Just over 15 percent of the units in Back Bay’s One Dalton luxury skyscraper, left, still sit unsold four years after the tower opened. iStock photo
How Full Is the Glass?
Half full or half empty? That’s one question to be asked as an assortment of new condo towers compete for buyers and pushes to keep the sales momentum going.
When it comes to closed sales at the St. Regis the Suffolk Registry of Deeds showed 43 of its 118 condos have sold as of publication time, with 22 sales so far in 2023. Add in pending sales that haven’t closed yet, according to Angelini, and that percentage crosses the halfway point.
Buyers have tended to hail from two of Boston’s biggest business sectors, including some hedge fund types and biotech executives.
Among those pending sales are a pair of deals totaling $25 million for two units at the high-rise overlooking Boston Harbor from its perch at 150 Seaport Blvd., she said. The buyers were empty-nesters, with the units, originally four-bedrooms, having been converted to three-bedrooms in order to create a more spacious feel.
And turmoil in the stock market, in some cases, has actually increased the appetite on part of some buyers for real estate, which is still seen as a comparatively safer bet.
“I feel these people are fine pulling money from the stock market and from other, seemingly more risky investments,” Angelini said.
One Dalton a Cautionary Tale
A little bit further behind the sales curve is Winthrop Center, the new Financial District tower that along with hundreds of thousands of square feet of office space, also includes 317 condos.
Twenty deeds for units in the residential portion of the tower, which opened this spring, sit recorded in the Suffolk Registry. And Millennium Partners, in a recent story in the Globe, stated another 45 are under contract.

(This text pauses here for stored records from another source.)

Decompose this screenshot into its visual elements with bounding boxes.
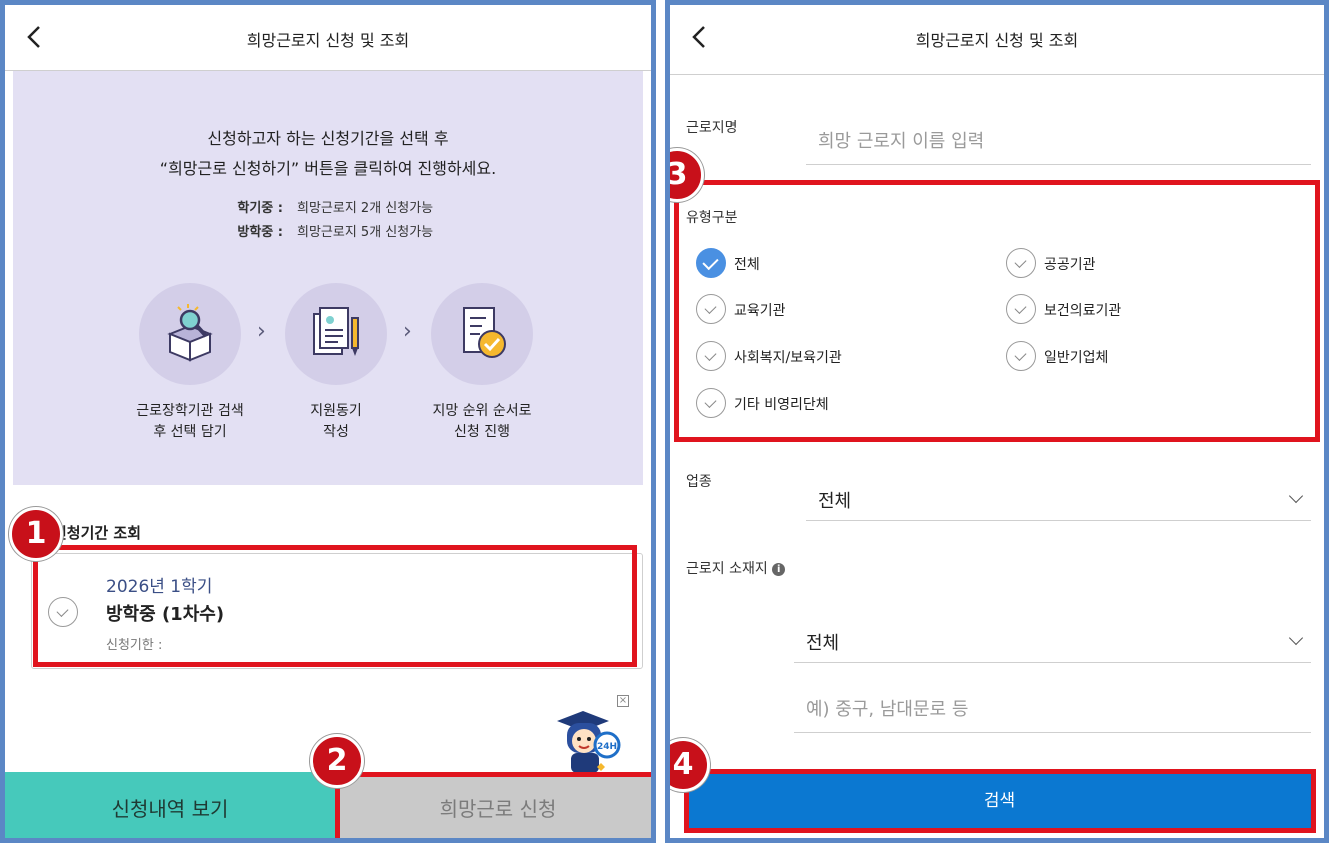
type-option-label: 보건의료기관 [1044, 303, 1122, 319]
period-year: 2026년 1학기 [106, 577, 213, 597]
step-label-line: 근로장학기관 검색 [136, 403, 244, 419]
check-circle-icon [1006, 248, 1036, 278]
header: 희망근로지 신청 및 조회 [670, 5, 1324, 75]
workplace-label: 근로지명 [686, 120, 738, 136]
step-label-line: 후 선택 담기 [153, 424, 227, 440]
location-select[interactable]: 전체 [794, 617, 1311, 663]
rule-vacation: 방학중 : 희망근로지 5개 신청가능 [213, 221, 433, 240]
step-label-line: 신청 진행 [454, 424, 510, 440]
period-deadline: 신청기한 : [106, 638, 163, 653]
type-label: 유형구분 [686, 210, 738, 226]
rule-value: 희망근로지 2개 신청가능 [297, 201, 434, 216]
close-icon[interactable]: × [617, 695, 629, 707]
document-pencil-icon [285, 283, 387, 385]
type-option-label: 기타 비영리단체 [734, 397, 829, 413]
chevron-right-icon: › [403, 319, 412, 344]
check-circle-icon [1006, 294, 1036, 324]
check-circle-icon [1006, 341, 1036, 371]
view-history-button[interactable]: 신청내역 보기 [5, 772, 335, 838]
checklist-icon [431, 283, 533, 385]
annotation-badge-3: 3 [670, 148, 704, 202]
type-option-label: 전체 [734, 257, 760, 273]
rule-semester: 학기중 : 희망근로지 2개 신청가능 [213, 197, 433, 216]
header: 희망근로지 신청 및 조회 [5, 5, 651, 71]
right-screen: 희망근로지 신청 및 조회 근로지명 유형구분 전체 공공기관 교육기관 보건의… [665, 0, 1329, 843]
rule-value: 희망근로지 5개 신청가능 [297, 225, 434, 240]
industry-select-value: 전체 [818, 491, 852, 512]
step-label-2: 지원동기 작성 [251, 401, 421, 443]
step-label-line: 지망 순위 순서로 [432, 403, 532, 419]
check-circle-icon [696, 341, 726, 371]
page-title: 희망근로지 신청 및 조회 [246, 31, 410, 50]
address-input[interactable] [794, 687, 1311, 733]
industry-select[interactable]: 전체 [806, 475, 1311, 521]
type-option-label: 교육기관 [734, 303, 786, 319]
svg-text:24H: 24H [597, 742, 617, 752]
left-screen: 희망근로지 신청 및 조회 신청하고자 하는 신청기간을 선택 후 “희망근로 … [0, 0, 656, 843]
location-label-text: 근로지 소재지 [686, 561, 768, 577]
check-circle-icon [696, 388, 726, 418]
step-label-3: 지망 순위 순서로 신청 진행 [397, 401, 567, 443]
check-circle-icon [696, 294, 726, 324]
step-label-1: 근로장학기관 검색 후 선택 담기 [105, 401, 275, 443]
apply-button[interactable]: 희망근로 신청 [335, 772, 651, 838]
intro-text-line1: 신청하고자 하는 신청기간을 선택 후 [207, 129, 449, 148]
info-icon[interactable]: i [772, 563, 786, 576]
annotation-badge-2: 2 [310, 734, 364, 788]
type-option-label: 일반기업체 [1044, 350, 1109, 366]
period-section-label: 신청기간 조회 [53, 524, 142, 542]
search-button[interactable]: 검색 [688, 773, 1311, 829]
type-option-label: 사회복지/보육기관 [734, 350, 842, 366]
check-circle-icon[interactable] [48, 597, 78, 627]
period-card[interactable]: 2026년 1학기 방학중 (1차수) 신청기한 : [31, 553, 643, 669]
chevron-right-icon: › [257, 319, 266, 344]
industry-label: 업종 [686, 474, 712, 490]
chevron-down-icon [1288, 630, 1304, 646]
rule-key: 방학중 : [237, 225, 283, 240]
annotation-badge-1: 1 [9, 507, 63, 561]
chatbot-mascot-icon[interactable]: 24H [553, 707, 625, 777]
rule-key: 학기중 : [237, 201, 283, 216]
step-label-line: 작성 [323, 424, 349, 440]
intro-text-line2: “희망근로 신청하기” 버튼을 클릭하여 진행하세요. [159, 159, 497, 178]
workplace-search-input[interactable] [806, 119, 1311, 165]
check-circle-icon [696, 248, 726, 278]
period-name: 방학중 (1차수) [106, 604, 225, 625]
intro-panel: 신청하고자 하는 신청기간을 선택 후 “희망근로 신청하기” 버튼을 클릭하여… [13, 71, 643, 485]
type-option-label: 공공기관 [1044, 257, 1096, 273]
location-label: 근로지 소재지 i [686, 558, 786, 578]
page-title: 희망근로지 신청 및 조회 [915, 31, 1079, 50]
chevron-down-icon [1288, 488, 1304, 504]
location-select-value: 전체 [806, 633, 840, 654]
step-label-line: 지원동기 [310, 403, 362, 419]
search-box-icon [139, 283, 241, 385]
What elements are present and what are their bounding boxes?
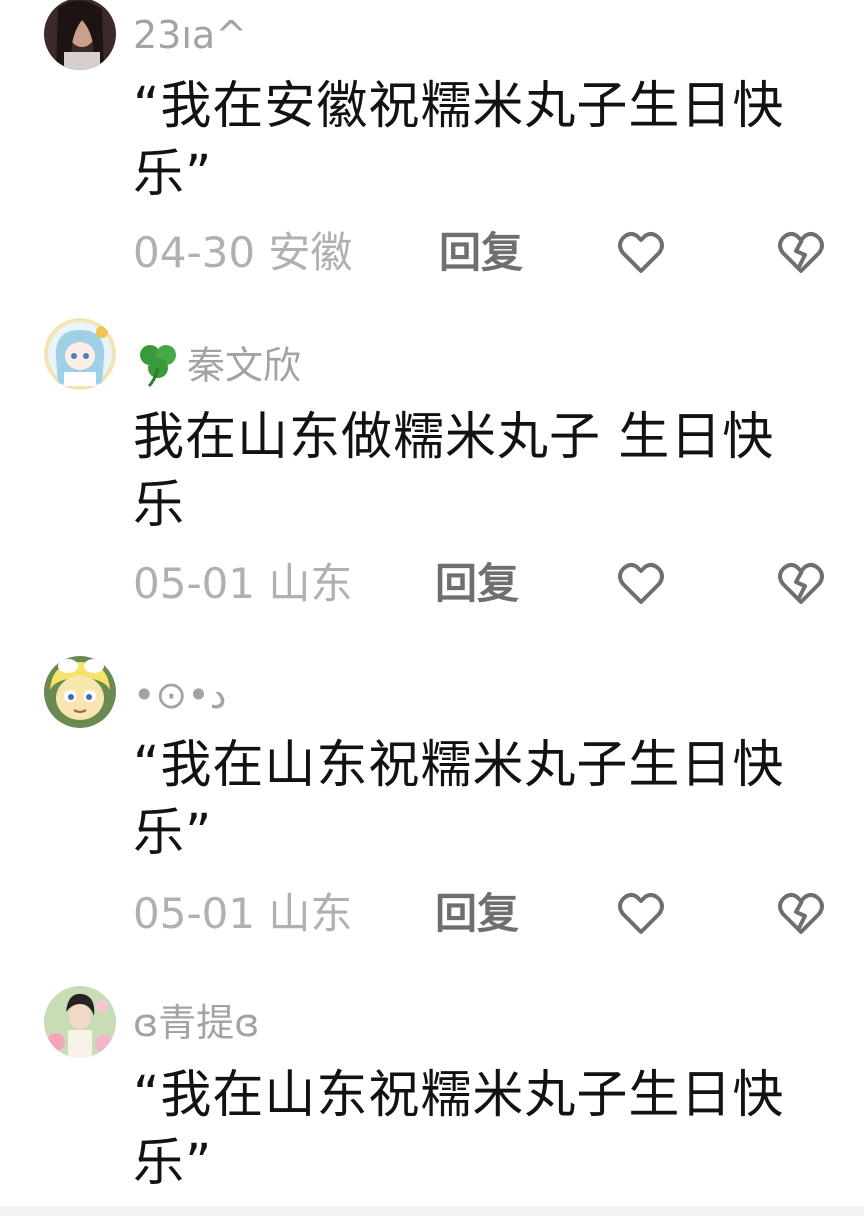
reply-button[interactable]: 回复 — [435, 554, 519, 614]
avatar-woman-flowers-icon — [44, 986, 116, 1058]
comment-username[interactable]: 秦文欣 — [133, 338, 301, 398]
comment-text: “我在安徽祝糯米丸子生日快乐” — [133, 77, 785, 204]
comment-time-location: 05-01 山东 — [133, 889, 353, 938]
dislike-button[interactable] — [775, 558, 827, 610]
bottom-divider — [0, 1206, 864, 1216]
broken-heart-icon — [778, 892, 824, 934]
reply-button[interactable]: 回复 — [439, 223, 523, 283]
comment-meta: 05-01 山东 回复 — [133, 554, 864, 614]
comment-username[interactable]: •⊙•د — [133, 672, 227, 718]
comment-time-location: 04-30 安徽 — [133, 228, 353, 277]
avatar-cartoon-blonde-icon — [44, 656, 116, 728]
reply-button[interactable]: 回复 — [435, 884, 519, 944]
avatar-anime-girl-blue-hair-icon — [44, 318, 116, 390]
dislike-button[interactable] — [775, 227, 827, 279]
comment-text: “我在山东祝糯米丸子生日快乐” — [133, 1066, 785, 1193]
like-button[interactable] — [615, 227, 667, 279]
heart-outline-icon — [618, 892, 664, 934]
broken-heart-icon — [778, 562, 824, 604]
username-text: 秦文欣 — [187, 343, 302, 388]
comment-meta: 04-30 安徽 回复 — [133, 223, 864, 283]
avatar[interactable] — [44, 986, 116, 1058]
comment-username[interactable]: ɞ青提ɞ — [133, 1000, 259, 1046]
like-button[interactable] — [615, 888, 667, 940]
like-button[interactable] — [615, 558, 667, 610]
heart-outline-icon — [618, 231, 664, 273]
comment-text: 我在山东做糯米丸子 生日快乐 — [133, 408, 775, 535]
clover-icon — [133, 338, 183, 398]
dislike-button[interactable] — [775, 888, 827, 940]
comment-username[interactable]: 23ıa^ — [133, 12, 247, 58]
avatar[interactable] — [44, 656, 116, 728]
avatar[interactable] — [44, 318, 116, 390]
broken-heart-icon — [778, 231, 824, 273]
avatar-woman-dark-hair-icon — [44, 0, 116, 70]
comment-meta: 05-01 山东 回复 — [133, 884, 864, 944]
heart-outline-icon — [618, 562, 664, 604]
comment-text: “我在山东祝糯米丸子生日快乐” — [133, 736, 785, 863]
comment-time-location: 05-01 山东 — [133, 559, 353, 608]
avatar[interactable] — [44, 0, 116, 70]
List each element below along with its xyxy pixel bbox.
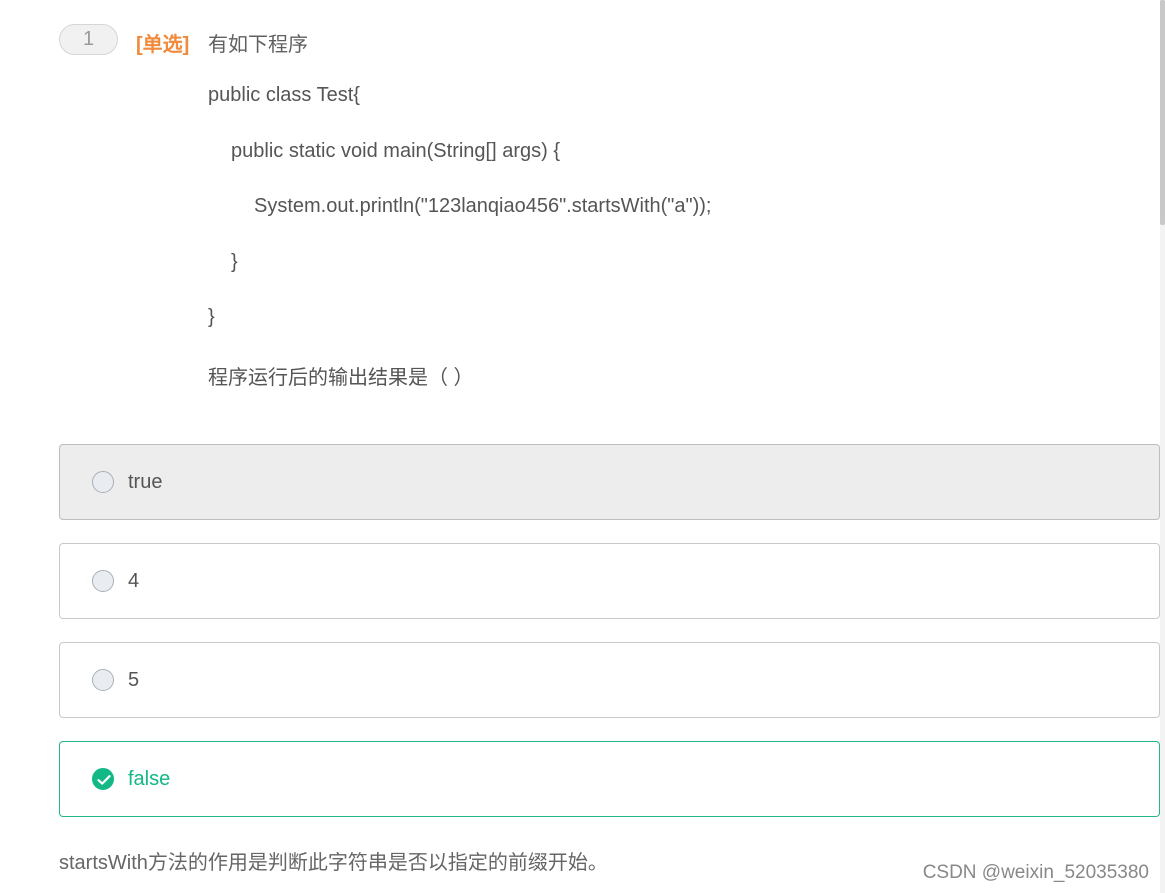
- radio-icon[interactable]: [92, 570, 114, 592]
- radio-icon[interactable]: [92, 471, 114, 493]
- check-circle-icon[interactable]: [92, 768, 114, 790]
- option-true[interactable]: true: [59, 444, 1160, 520]
- question-type-label: [单选]: [136, 34, 190, 56]
- option-label: true: [128, 470, 163, 493]
- code-line: System.out.println("123lanqiao456".start…: [254, 195, 712, 217]
- option-false[interactable]: false: [59, 741, 1160, 817]
- code-line: public class Test{: [208, 84, 360, 106]
- option-5[interactable]: 5: [59, 642, 1160, 718]
- option-label: 4: [128, 569, 140, 592]
- radio-icon[interactable]: [92, 669, 114, 691]
- code-line: }: [231, 251, 238, 273]
- option-label: false: [128, 767, 171, 790]
- scrollbar-thumb[interactable]: [1160, 0, 1165, 225]
- code-line: }: [208, 306, 215, 328]
- answer-explanation: startsWith方法的作用是判断此字符串是否以指定的前缀开始。: [59, 852, 608, 874]
- question-prompt: 程序运行后的输出结果是（ ）: [208, 367, 474, 389]
- watermark: CSDN @weixin_52035380: [922, 862, 1149, 883]
- question-number-badge: 1: [59, 24, 118, 55]
- option-label: 5: [128, 668, 140, 691]
- option-4[interactable]: 4: [59, 543, 1160, 619]
- question-number: 1: [82, 28, 95, 50]
- question-title: 有如下程序: [208, 34, 308, 56]
- code-line: public static void main(String[] args) {: [231, 140, 561, 162]
- scrollbar-track[interactable]: [1160, 0, 1165, 893]
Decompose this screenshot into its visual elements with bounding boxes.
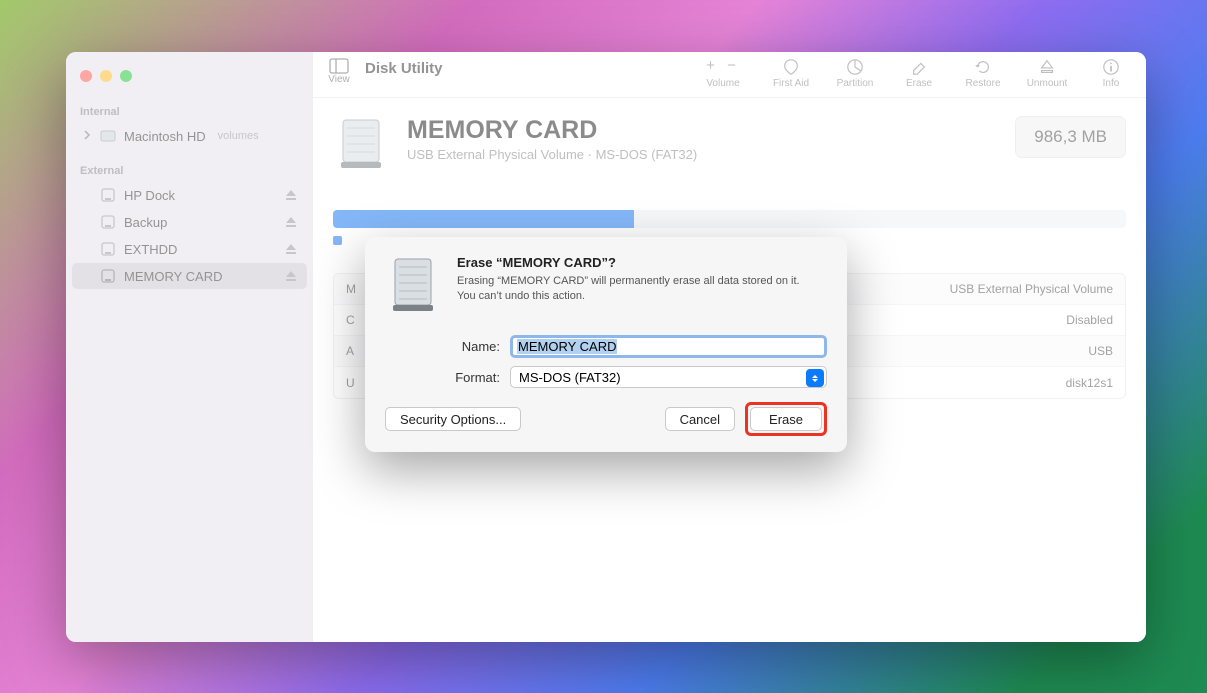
name-label: Name: [385,339,500,354]
toolbar-restore-button[interactable]: Restore [958,56,1008,89]
sidebar-section-external: External [66,159,313,181]
dialog-description: Erasing “MEMORY CARD” will permanently e… [457,274,817,304]
erase-button-highlight: Erase [745,402,827,436]
cancel-button[interactable]: Cancel [665,407,735,431]
sidebar-item-memory-card[interactable]: MEMORY CARD [72,263,307,289]
restore-icon [974,58,992,76]
sidebar-item-label: Macintosh HD [124,129,206,144]
erase-button[interactable]: Erase [750,407,822,431]
first-aid-icon [782,58,800,76]
erase-dialog: Erase “MEMORY CARD”? Erasing “MEMORY CAR… [365,237,847,452]
volume-size: 986,3 MB [1015,116,1126,158]
external-disk-icon [100,187,116,203]
toolbar-view-button[interactable]: View [319,56,359,85]
sidebar: Internal Macintosh HD volumes External H… [66,52,313,642]
erase-icon [910,58,928,76]
format-select-value: MS-DOS (FAT32) [519,370,621,385]
external-disk-icon [100,268,116,284]
external-disk-icon [100,241,116,257]
usage-bar-fill [333,210,634,228]
partition-icon [846,58,864,76]
name-input[interactable]: MEMORY CARD [510,335,827,358]
eject-icon[interactable] [285,216,297,228]
volume-title: MEMORY CARD [407,116,697,145]
sidebar-item-suffix: volumes [218,130,259,142]
sidebar-section-internal: Internal [66,100,313,122]
format-select[interactable]: MS-DOS (FAT32) [510,366,827,388]
info-icon [1102,58,1120,76]
toolbar-first-aid-button[interactable]: First Aid [766,56,816,89]
security-options-button[interactable]: Security Options... [385,407,521,431]
toolbar: View Disk Utility + − Volume First Aid P… [313,52,1146,98]
name-input-value: MEMORY CARD [517,339,617,354]
format-label: Format: [385,370,500,385]
toolbar-erase-button[interactable]: Erase [894,56,944,89]
sidebar-item-label: MEMORY CARD [124,269,222,284]
volume-subtitle: USB External Physical Volume · MS-DOS (F… [407,147,697,162]
toolbar-volume-button[interactable]: + − Volume [694,56,752,89]
plus-minus-icon: + − [706,58,740,76]
volume-header: MEMORY CARD USB External Physical Volume… [333,116,1126,172]
sidebar-item-label: HP Dock [124,188,175,203]
sidebar-item-hp-dock[interactable]: HP Dock [72,182,307,208]
drive-icon [385,255,441,315]
usage-bar [333,210,1126,228]
drive-icon [333,116,389,172]
zoom-window-button[interactable] [120,70,132,82]
external-disk-icon [100,214,116,230]
minimize-window-button[interactable] [100,70,112,82]
eject-icon[interactable] [285,189,297,201]
select-arrows-icon [806,369,824,387]
eject-icon[interactable] [285,243,297,255]
toolbar-unmount-button[interactable]: Unmount [1022,56,1072,89]
internal-disk-icon [100,128,116,144]
chevron-right-icon [82,130,92,140]
sidebar-item-macintosh-hd[interactable]: Macintosh HD volumes [72,123,307,149]
dialog-title: Erase “MEMORY CARD”? [457,255,817,270]
window-controls [66,64,313,100]
sidebar-item-backup[interactable]: Backup [72,209,307,235]
unmount-icon [1038,58,1056,76]
eject-icon[interactable] [285,270,297,282]
sidebar-toggle-icon [329,58,349,74]
toolbar-info-button[interactable]: Info [1086,56,1136,89]
sidebar-item-label: EXTHDD [124,242,177,257]
sidebar-item-label: Backup [124,215,167,230]
legend-swatch [333,236,342,245]
toolbar-partition-button[interactable]: Partition [830,56,880,89]
close-window-button[interactable] [80,70,92,82]
app-title: Disk Utility [365,56,443,77]
sidebar-item-exthdd[interactable]: EXTHDD [72,236,307,262]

That number now seems to have increased and there may be approaching 80 condos sold or spoken for at 240 Devonshire St.
That puts the number of condos either sold or committed to buyers at something just over the 25 percent mark, Rich Baumert, principal with MP Boston, said in a statement.
“The response to The Millennium Residences at Winthrop Center has been tremendous,” he said. “We are confident in both residential and office components of this building; there is no luxury residential experience like this elsewhere and the workplace environment is unparalleled.”
Yet the predictable proclamations of success by luxury developers have to be taken with a grain of salt. Hyping the numbers, whatever they might actually be, is all part of the marketing game.
The deluxe One Dalton tower opened in 2019 to rave reviews and gushing articles in the local press about the record-breaking prices fetched by its condos, including $34 million for a penthouse.
The development and marketing of the Four Seasons have been seen as the gold standard in the local luxury condo world.
Yet four years later, roughly a quarter of the tower has either been put up for resale or is sitting empty.

Scott Van Voorhis
More than a dozen condo owners are now trying to sell their units at the Henry Cobb-designed Back Bay tower, while at least 25 other units in the tower have sat empty since it opened, never sold for one reason or another.
It was a well-kept secret, with most people, including those in the business of selling real estate, having assumed the tower had sold out long ago.
If nothing else, One Dalton provides a cautionary tale for anyone attempting to gauge the true health of the luxury condo market. As that old Cold War saying put it: Trust, but verify.